Emsal Mahkeme Kararı İstanbul Bölge Adliye Mahkemesi 43. Hukuk Dairesi 2020/945 E. 2022/747 K. 09.06.2022 T.

Görüntülediğiniz mahkeme kararı henüz kesinleşmemiştir. Yararlı olması amacıyla eklenmiştir.

T.C.
İSTANBUL
BÖLGE ADLİYE MAHKEMESİ
43. HUKUK DAİRESİ
DOSYA NO: 2020/945
KARAR NO: 2022/747
T Ü R K M İ L L E T İ A D I N A
İ S T İ N A F K A R A R I
İNCELENEN KARARIN
MAHKEMESİ: İSTANBUL ANADOLU 2. ASLİYE TİCARET MAHKEMESİ
TARİHİ: 07/03/2019
NUMARASI: 2017/1066 Esas – 2019/285 Karar
DAVA: Banka Dışındaki Diğer Kredi Kuruluşlarına İlişkin Düzenlemelerden Kaynaklanan (İtrazın İptali)

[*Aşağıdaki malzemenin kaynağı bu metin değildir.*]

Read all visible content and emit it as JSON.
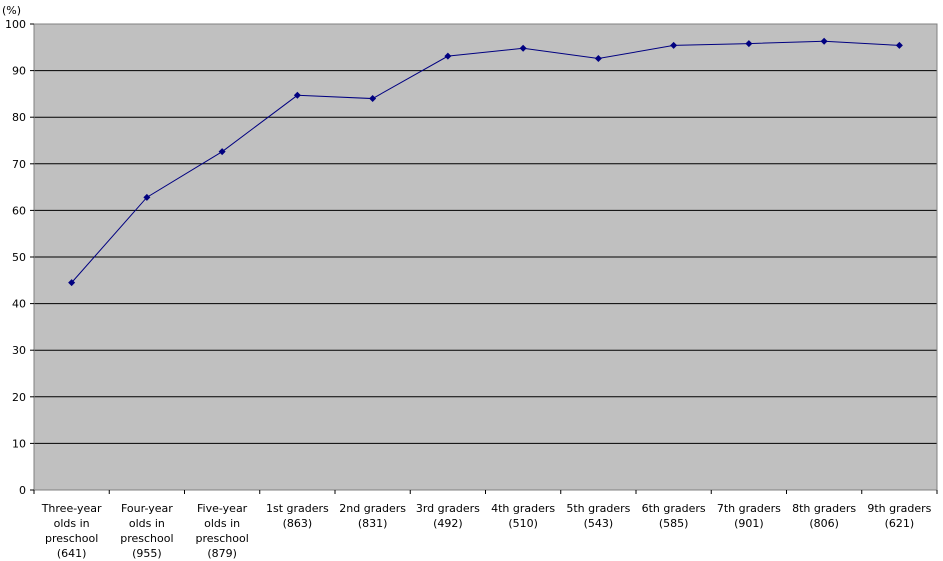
{
  "chart_data": {
    "type": "line",
    "y_unit_label": "(%)",
    "ylim": [
      0,
      100
    ],
    "y_ticks": [
      0,
      10,
      20,
      30,
      40,
      50,
      60,
      70,
      80,
      90,
      100
    ],
    "grid": true,
    "legend": "none",
    "categories": [
      [
        "Three-year",
        "olds in",
        "preschool",
        "(641)"
      ],
      [
        "Four-year",
        "olds in",
        "preschool",
        "(955)"
      ],
      [
        "Five-year",
        "olds in",
        "preschool",
        "(879)"
      ],
      [
        "1st graders",
        "(863)"
      ],
      [
        "2nd graders",
        "(831)"
      ],
      [
        "3rd graders",
        "(492)"
      ],
      [
        "4th graders",
        "(510)"
      ],
      [
        "5th graders",
        "(543)"
      ],
      [
        "6th graders",
        "(585)"
      ],
      [
        "7th graders",
        "(901)"
      ],
      [
        "8th graders",
        "(806)"
      ],
      [
        "9th graders",
        "(621)"
      ]
    ],
    "series": [
      {
        "values": [
          44.5,
          62.8,
          72.6,
          84.7,
          84.0,
          93.1,
          94.8,
          92.6,
          95.4,
          95.8,
          96.3,
          95.4
        ]
      }
    ],
    "colors": {
      "plot_bg": "#c0c0c0",
      "grid": "#000000",
      "line": "#000080",
      "marker": "#000080"
    }
  }
}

İSTİNAF KARAR TARİHİ: 09/06/2022
Taraflar arasında görülen dava neticesinde ilk derece mahkemesince verilen hükmün davalı vekilince istinaf edilmesi üzerine düzenlenen rapor ve dosya kapsamı incelenip gereği görüşülüp düşünüldü;
TARAFLARIN İDDİA VE SAVUNMALARININ ÖZETİ
DAVA: Davacı vekili dava dilekçesinde özetle; müvekkili banka ile dava dışı … Limited şirketi arasında Genel Kredi sözleşmesi imzalandığını, sözleşmeye davalı …’ nın müşterek ve müteselsil kefil imzaladığını, Borçlu şirketin kredi borcunu ödenmemesi üzerine dava dışı şirket ile davalıya, Kadıköy … Noterliğinin 12.01.2015 tarih ve … yevmiye nolu hesap kat ihtarı gönderildiğini, ihtarnameye itiraz edilmediği için kesinleştiğini, ancak borcun ödenmediğini, Borç ödenmediğinden İstanbul anadolu … İcra Müdürlüğü’nün … Esas sayılı dosya üzerinden ilamsız icra takibine geçildiğini, davalı borçlu tarafından katip konusu borca itiraz edildiğinden borçlunun itirazlarının iptali ile huzurdaki davanın açılması zorunluluğu doğduğunu, bu nedenlerle; fazlaya dair hak ve alacakları saklı kalmak kaydı ile; borçlunun yapmış olduğu haksız itirazın iptali ile takibin takip talebinde belirtildiği şekilde ( kredi kartı yönünden kefil …’a karşı bir talebimiz olmaksızın) devamına, davalı borçlu aleyhine %20’den az olmamak üzere icra inkar tazminatına hükmolunmasına, yargılama giderleri ile avukatlık ücretinin davalı üzerine bırakılmasına karar verilmesi talep ve dava etmiştir.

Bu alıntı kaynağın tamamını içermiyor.